Gilgo-Oak Beach-Captree, frequently just called Oak Beach, was a census-designated place (CDP) in Suffolk County, New York within the Town of Babylon. The population was 333 at the time of 2000 census.

== History ==
Following the 2010 census, the area was delineated as two CDPs: Gilgo and Oak Beach–Captree. The original CDP contained several small beach communities on a barrier island along the southern edge of Long Island. In order from west to east, these included West Gilgo Beach (on the Nassau/Suffolk county border), Gilgo Beach, Cedar Beach (no residences), Oak Beach (including the Oak Island Beach Association), Oak Island and Captree Island. They are connected to the mainland by Ocean Parkway from the west and Robert Moses State Parkway from the north.

Prior to the 2020 census, the Oak Beach-Captree CDP was further split into the Oak Beach and Captree CDPs.

==Geography==
According to the United States Census Bureau, the CDP had a total area of 3.7 sqmi, of which 2.7 sqmi was land and 0.9 sqmi, or 25.21%, is water.

==Demographics==
As of the census of 2000, there were 333 people, 161 households, and 94 families residing in the CDP. The population density was 122.1 PD/sqmi. There were 305 housing units at an average density of 111.9 /sqmi.

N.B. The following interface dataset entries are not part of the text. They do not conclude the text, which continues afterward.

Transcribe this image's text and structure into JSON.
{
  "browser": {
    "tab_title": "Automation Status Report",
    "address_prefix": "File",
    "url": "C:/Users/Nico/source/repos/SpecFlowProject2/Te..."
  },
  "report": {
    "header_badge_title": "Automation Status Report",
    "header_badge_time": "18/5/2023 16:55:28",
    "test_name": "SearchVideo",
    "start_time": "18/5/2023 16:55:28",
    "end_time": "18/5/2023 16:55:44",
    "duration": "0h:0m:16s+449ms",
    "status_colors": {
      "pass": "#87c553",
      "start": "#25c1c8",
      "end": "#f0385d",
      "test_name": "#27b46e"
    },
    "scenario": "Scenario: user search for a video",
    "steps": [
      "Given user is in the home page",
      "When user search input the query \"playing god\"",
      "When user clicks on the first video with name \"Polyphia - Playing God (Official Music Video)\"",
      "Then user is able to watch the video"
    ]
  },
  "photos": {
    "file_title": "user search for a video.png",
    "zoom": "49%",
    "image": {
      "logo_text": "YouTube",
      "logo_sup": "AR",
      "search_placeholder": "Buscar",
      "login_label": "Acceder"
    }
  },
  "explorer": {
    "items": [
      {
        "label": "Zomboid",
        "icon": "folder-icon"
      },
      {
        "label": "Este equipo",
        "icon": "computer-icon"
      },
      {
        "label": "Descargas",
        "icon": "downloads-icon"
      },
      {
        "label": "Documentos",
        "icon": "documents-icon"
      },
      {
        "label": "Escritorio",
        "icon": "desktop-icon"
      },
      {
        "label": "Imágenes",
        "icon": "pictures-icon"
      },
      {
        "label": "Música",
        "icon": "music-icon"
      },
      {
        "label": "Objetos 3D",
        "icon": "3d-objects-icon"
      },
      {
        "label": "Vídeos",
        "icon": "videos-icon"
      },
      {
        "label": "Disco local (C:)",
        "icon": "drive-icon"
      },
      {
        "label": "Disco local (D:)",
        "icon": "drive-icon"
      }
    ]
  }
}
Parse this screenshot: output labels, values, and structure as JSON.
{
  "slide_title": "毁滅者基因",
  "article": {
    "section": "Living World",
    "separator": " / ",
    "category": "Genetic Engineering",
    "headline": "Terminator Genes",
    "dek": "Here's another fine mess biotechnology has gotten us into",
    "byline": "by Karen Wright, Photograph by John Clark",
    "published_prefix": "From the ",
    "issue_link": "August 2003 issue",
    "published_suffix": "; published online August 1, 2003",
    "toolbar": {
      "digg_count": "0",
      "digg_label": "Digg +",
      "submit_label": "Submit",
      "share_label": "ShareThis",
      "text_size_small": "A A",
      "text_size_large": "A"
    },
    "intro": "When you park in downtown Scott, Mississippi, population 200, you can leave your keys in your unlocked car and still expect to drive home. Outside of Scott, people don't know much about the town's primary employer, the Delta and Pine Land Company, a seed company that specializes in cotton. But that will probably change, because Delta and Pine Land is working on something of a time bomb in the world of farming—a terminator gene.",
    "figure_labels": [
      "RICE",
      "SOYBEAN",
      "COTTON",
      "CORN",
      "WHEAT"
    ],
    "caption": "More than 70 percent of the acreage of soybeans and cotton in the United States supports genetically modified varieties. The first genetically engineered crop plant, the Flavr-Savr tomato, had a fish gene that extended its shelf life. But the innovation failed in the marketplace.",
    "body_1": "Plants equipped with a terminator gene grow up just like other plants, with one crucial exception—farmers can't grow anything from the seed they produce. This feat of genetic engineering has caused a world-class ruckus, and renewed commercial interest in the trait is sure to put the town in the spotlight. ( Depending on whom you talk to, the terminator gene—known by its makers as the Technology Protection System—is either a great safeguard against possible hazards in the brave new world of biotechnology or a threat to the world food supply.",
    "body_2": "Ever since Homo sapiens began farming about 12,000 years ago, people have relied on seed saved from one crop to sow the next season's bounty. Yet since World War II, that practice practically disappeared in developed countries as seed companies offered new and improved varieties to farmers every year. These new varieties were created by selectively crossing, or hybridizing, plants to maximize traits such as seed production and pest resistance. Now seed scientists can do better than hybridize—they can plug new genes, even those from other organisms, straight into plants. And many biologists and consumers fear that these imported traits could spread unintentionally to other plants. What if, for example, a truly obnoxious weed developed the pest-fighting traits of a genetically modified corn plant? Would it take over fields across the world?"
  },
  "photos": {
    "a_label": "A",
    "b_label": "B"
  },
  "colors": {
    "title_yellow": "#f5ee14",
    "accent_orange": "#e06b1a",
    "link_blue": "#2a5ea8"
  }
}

The racial makeup of the CDP was 97.00% White, 0.30% African American and 2.70% Asian. Hispanic or Latino of any race were 1.80% of the population.

There were 161 households, out of which 14.9% had children under the age of 18 living with them, 50.9% were married couples living together, 6.2% had a female householder with no husband present, and 41.0% were non-families. 34.8% of all households were made up of individuals, and 11.8% had someone living alone who was 65 years of age or older. The average household size was 2.07 and the average family size was 2.64.

In the CDP, the population was spread out, with 13.5% under the age of 18, 1.5% from 18 to 24, 28.8% from 25 to 44, 34.8% from 45 to 64, and 21.3% who were 65 years of age or older. The median age was 48 years. For every 100 females, there were 109.4 males. For every 100 females age 18 and over, there were 100.0 males.

The median income for a household in the CDP was $66,250, and the median income for a family was $105,870. Males had a median income of $61,250 versus $37,083 for females. The per capita income for the CDP was $55,813. None of the families and 0.9% of the population were living below the poverty line, including no under eighteens and none of those over 64.

The census numbers are presumably for full-time inhabitants; many of these houses are second homes and not primary residences, although the proportion of seasonal residents is decreasing.

The land for these communities is not privately owned, but leased from the State of New York through the year 2050. However, the residences on the property are owned. If the leases are not renewed at some point in the future, the owners will have to move the houses elsewhere, similar to what happened at High Hill Beach when Jones Beach was created.